Doreen Granpeesheh, founder of the Center for the Study of Autism and Related Disorders (CARD), grew her center into a vast national network and sold it for $600 million to the investment fund Blackstone. Now she faces a new challenge – buying out a bankrupt company.
Since June, CARD filed for bankruptcy. Granpeesheh and a partner offered $25 million for the buyout and repayment of debts. Despite previous success, the company faces financial difficulties with a network of 130 centers.
Over the past five years, CARD has faced challenges such as the pandemic, inflation, changes in insurance regulations, and staff shortages. Granpeesheh, who became one of the richest self-made women in America after the sale, now aims to return the company to prosperity. Granpeesheh acknowledges the complexity of the situation and her willingness to help CARD achieve success again.
Despite the financial difficulties, the entrepreneur is confident in her ability to get the business going again. She faces criticism of CARD’s treatments but says her only motivation is helping the company succeed in treating autism.
Doreen Granpeesheh not only created a successful company but also went through a difficult path from her native Tehran to Los Angeles. In 1978, at the age of 16, she came to Los Angeles, where her story in the United States began.
Faced with political tensions in Iran, Granpeesheh remained in the United States while her parents went into hiding after the Islamic Revolution. Independent and without support, she recalls the difficulties of starting student life, working 36 hours a week to pay for tuition and housing.
While studying at UCLA, Granpeesheh developed an interest in autism. Behavior modification classes led by Professor Ivar Lovaas, known as the “Father of ABA Therapy,” sparked her interest. She delved deeper into research, building on Lovaas’ work, and concluded that ABA therapy could effectively teach skills and behavior patterns to children with autism.

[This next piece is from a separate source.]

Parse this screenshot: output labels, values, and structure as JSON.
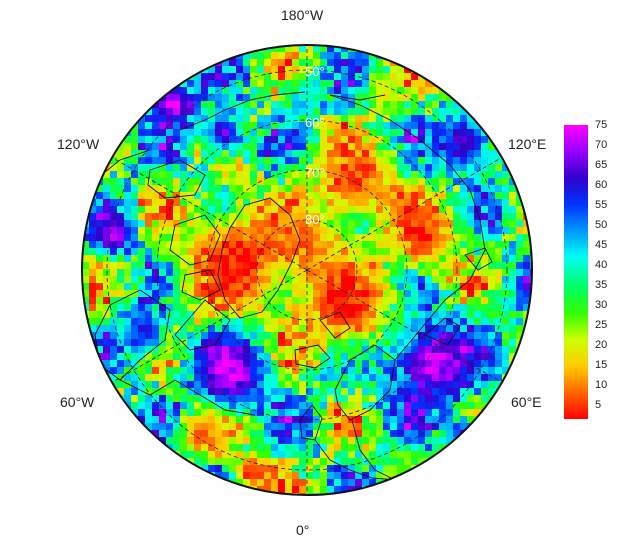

However, Lovaas’s methods have been criticized and questioned, especially in the use of harsh punishment to correct the behavior of children with autism. Additionally, after Lovaas died in 2010, his work was criticized for classifying autistic people as “non-human in the psychological sense.” Despite these aspects, Granpeesheh continues to strive to develop effective treatments for autism through her company.
Having raised enough funds, Granpeesheh opened her first clinic in Los Angeles. Located in the Encino area, she rented office space, brought in additional therapists, and trained them in management. Many of them remained with the company for many years.
The spread of Granpeesheh’s fame began with her book and requests from families from different parts of the world. At the request of parents of children with autism from New York, a second clinic was opened in 1994, and soon a third in San Jose. This experience became the starting point for large-scale marketing, which led to the opening of hundreds of clinics around the world.
The mid-2010s brought not only business growth but also criticism from the scientific community. Granpeesheh’s participation in the film “Vaccinated” received mixed reactions, and her theory of detoxification and the link between autism and vaccines faced opposition from many experts. Despite this, the entrepreneur continues to support the importance of vaccination, arguing that her hypothesis does not deny the importance of vaccines in the fight against infectious diseases.